Since the last of our sons moved out, however, things have changed. The cat has suddenly decided I’m an asset worth cultivating. All my trousers now have small tears on the left leg where the cat claws me whenever it wants food, which is always.
“Ow!” I say. “I just fed you!” Then I stand up and refill its bowl.
“That cat is going to explode,” my wife says.
“My feeling is, if that’s the road we’re headed down, let’s get there,” I say.
Later, when I’m alone in front of the TV, the cat comes in and sits at my feet.
“I’m just watching this,” I say.
“Miaow,” the cat says, jumping into my lap.
“It’s The Godfather Part II,” I say.
“Miaow,” the cat says.
“About eight times,” I say. “But I’ve never actually seen the beginning, so this is …”
The cat reaches out and puts a paw over my mouth to stop me talking.
“Miaow,” it says.
“I can’t feed you again,” I say. “It’s unethical.”
The cat throws itself across my chest, rolls on to its back and stares at me with upside down eyes.
“To be honest,” I say, “I sort of preferred it when we were enemies.”
Because I’m trying to avoid the cat’s attentions, I do not at first react when I hear the beginnings of a cat fight outside my office at 11 the next morning.
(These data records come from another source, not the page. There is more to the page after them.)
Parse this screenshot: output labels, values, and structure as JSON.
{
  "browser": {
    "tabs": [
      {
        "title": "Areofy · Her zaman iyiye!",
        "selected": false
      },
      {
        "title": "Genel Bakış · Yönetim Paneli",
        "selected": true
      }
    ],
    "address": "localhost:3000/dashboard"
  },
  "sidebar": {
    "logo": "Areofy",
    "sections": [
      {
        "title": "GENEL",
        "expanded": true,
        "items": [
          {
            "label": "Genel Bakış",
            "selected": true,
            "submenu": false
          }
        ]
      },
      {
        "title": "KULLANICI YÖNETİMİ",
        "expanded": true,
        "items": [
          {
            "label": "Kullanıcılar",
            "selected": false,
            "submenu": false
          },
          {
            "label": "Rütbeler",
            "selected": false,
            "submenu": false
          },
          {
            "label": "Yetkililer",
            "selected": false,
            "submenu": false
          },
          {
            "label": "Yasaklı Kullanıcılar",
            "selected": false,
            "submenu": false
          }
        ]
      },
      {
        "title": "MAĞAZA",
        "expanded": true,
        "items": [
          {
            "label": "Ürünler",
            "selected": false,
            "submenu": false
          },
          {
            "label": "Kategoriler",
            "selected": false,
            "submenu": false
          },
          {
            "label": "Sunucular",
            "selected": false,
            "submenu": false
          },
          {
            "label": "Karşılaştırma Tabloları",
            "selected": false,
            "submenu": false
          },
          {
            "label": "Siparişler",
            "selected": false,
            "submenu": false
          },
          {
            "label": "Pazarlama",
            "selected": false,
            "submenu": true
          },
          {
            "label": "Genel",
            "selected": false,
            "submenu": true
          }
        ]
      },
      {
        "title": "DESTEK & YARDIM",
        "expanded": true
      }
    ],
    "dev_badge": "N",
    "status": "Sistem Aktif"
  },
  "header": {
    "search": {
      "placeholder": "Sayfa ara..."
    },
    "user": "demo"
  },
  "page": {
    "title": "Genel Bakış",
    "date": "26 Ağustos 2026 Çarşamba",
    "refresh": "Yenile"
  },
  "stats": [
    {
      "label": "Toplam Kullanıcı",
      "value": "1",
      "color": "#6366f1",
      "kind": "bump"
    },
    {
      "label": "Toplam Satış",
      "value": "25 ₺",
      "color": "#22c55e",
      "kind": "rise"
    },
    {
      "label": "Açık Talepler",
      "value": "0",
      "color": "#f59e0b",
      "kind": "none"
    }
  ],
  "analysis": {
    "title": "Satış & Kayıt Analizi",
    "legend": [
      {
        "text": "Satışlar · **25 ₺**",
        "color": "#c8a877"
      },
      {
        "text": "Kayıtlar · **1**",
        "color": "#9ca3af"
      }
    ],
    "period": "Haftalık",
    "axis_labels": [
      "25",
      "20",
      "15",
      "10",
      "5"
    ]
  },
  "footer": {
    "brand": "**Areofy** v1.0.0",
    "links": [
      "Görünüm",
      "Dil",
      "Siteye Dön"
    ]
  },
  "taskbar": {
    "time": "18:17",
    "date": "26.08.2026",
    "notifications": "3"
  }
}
I think: I’m not interested in your Cat World Problems. But when the noise rises to a level of violence, I feel an obligation to intervene. I step outside and peer over the garden wall.
By the time I get there the confrontation has been downgraded to a standoff between my cat and a bigger cat I’ve seen before: white at one end, fading to beige at the other. They are frozen in defensive postures either side of a large urn in next door’s garden: a territorial dispute over territory neither can claim. Next door has its own cat.
At first it’s unclear who is the aggressor, but the larger cat is emitting a high wavering whine that sounds to me like panicked babbling. When I lean closer it becomes apparent the white cat is actually speaking English.
“Why?” It says. “Why me?” My cat says nothing, and holds its ground.
“Oh man,” says the white cat, looking at the ground. “Oh man oh man oh man.” My cat takes a step in the white cat’s direction.
“Whoa, wait wait wait,” says the white cat. “Now now. No way.”
“This is amazing,” I say. Both cats turn slightly in my direction. My cat gives me a look that says: stay out of this.
“Come on,” says the white cat. “I mean, come oooonnn.”
After a long pause both cats begin to walk – very, very slowly – in opposite directions. I return to my desk. The cat jumps over the wall and sits in my office doorway.
“Do you think you won that?” I say. The cat stares at me, hard.
“You have to admire a cat that can talk its way out of trouble,” I say. The cat stares.
“A cat you can have a conversation with,” I say. “That would actually be my dream pet.”
The cat stares. Actually, I think to myself, I don’t want you for an enemy.